Leben[Bearbeiten | Quelltext bearbeiten]

Ruth Stöbling wurde am 17. August 1938 in Ueckermünde geboren. Nach dem Abitur studierte sie von 1957 bis 1962 Nordistik an der Universität Greifswald.[1] Sie spezialisierte sich auf dänische und norwegische Sprache und Literatur.[2] Besonders interessiert war sie an dänischer Literatur nicht zuletzt deshalb, weil Martin Andersen Nexø gewissermaßen ein ostdeutscher Nationalschriftsteller war. Sein Ditte Menneskebarn (dt.: Ditte Menschenkind) war seit dem Zweiten Weltkrieg in fast einer Million Exemplaren erschienen, aber auch später Entstandenes wie Dea Trier Mørchs 86.000fach verkauftes Vinterbørn (dt.: Winterkinder, 1986, übersetzt von Udo Birckholz) wurde in der DDR mehr gelesen als im Herkunftsland. Ruth Stöbling: „Die dänische Literatur beschreibt und stützt sich in vielerlei Hinsicht auf Phänomene und Konzepte, die wir in der DDR selbst kannten. Das dänische System war ein bisschen Sozialismus, aber mit dem entscheidenden Unterschied, dass das System kritisiert werden konnte. Und so steht Dänemark als Modell für die östliche Sicht des Lebens und seiner Möglichkeiten.“ Auch Jahre später noch sah sie einen Vorteil für die „Ossis“ darin, dänische Literatur und dänische Kultur lebendig zu machen.[2] Während ihres Studiums verbrachte sie 1961 zwei Wochen in Dänemark, eine Gelegenheit, die sich ihr als DDR-Bürgerin nicht wieder bieten sollte.[2]

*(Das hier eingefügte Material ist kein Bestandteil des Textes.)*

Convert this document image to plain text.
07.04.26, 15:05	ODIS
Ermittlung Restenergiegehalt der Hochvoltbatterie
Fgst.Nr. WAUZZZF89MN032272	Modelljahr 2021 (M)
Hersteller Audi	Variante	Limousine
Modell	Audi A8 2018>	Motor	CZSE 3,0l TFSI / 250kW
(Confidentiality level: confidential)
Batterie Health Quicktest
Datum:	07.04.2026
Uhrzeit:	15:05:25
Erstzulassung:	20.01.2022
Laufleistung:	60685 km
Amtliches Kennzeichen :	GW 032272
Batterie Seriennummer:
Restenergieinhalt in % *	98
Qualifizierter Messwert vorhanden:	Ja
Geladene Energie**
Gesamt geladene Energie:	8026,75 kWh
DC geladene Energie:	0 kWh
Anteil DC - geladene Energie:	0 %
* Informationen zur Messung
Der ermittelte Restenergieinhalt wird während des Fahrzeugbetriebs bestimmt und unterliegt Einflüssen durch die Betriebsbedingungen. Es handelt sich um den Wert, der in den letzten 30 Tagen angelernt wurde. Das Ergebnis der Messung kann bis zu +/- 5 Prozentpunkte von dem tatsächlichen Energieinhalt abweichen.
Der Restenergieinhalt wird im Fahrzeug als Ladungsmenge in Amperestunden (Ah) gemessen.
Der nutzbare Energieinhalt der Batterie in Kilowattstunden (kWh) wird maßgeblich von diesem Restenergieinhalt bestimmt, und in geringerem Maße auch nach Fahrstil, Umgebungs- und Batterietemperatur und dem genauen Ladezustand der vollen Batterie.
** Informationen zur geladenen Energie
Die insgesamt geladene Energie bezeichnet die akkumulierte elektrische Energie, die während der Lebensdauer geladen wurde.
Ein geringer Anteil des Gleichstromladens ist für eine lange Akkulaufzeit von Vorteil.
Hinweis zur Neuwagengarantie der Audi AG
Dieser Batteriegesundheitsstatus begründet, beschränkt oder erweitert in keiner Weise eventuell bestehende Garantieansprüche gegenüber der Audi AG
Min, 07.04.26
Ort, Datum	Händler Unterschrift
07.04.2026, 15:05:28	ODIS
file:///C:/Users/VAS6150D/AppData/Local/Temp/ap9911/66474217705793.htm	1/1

Nach dem Studienabschluss arbeitete sie als Dolmetscherin und Redakteurin. 1974 übersetzte sie den auf des Seefahrers Jens Munk Schilderungen beruhenden Roman Jens Munk von Thorkild Hansen für den Hinstorff Verlag aus dem Dänischen ins Deutsche.[1] Von 1976 bis 2004 lebte sie als freischaffende Übersetzerin in Sanitz bei Rostock. Seitdem lebt sie wieder in Ueckermünde.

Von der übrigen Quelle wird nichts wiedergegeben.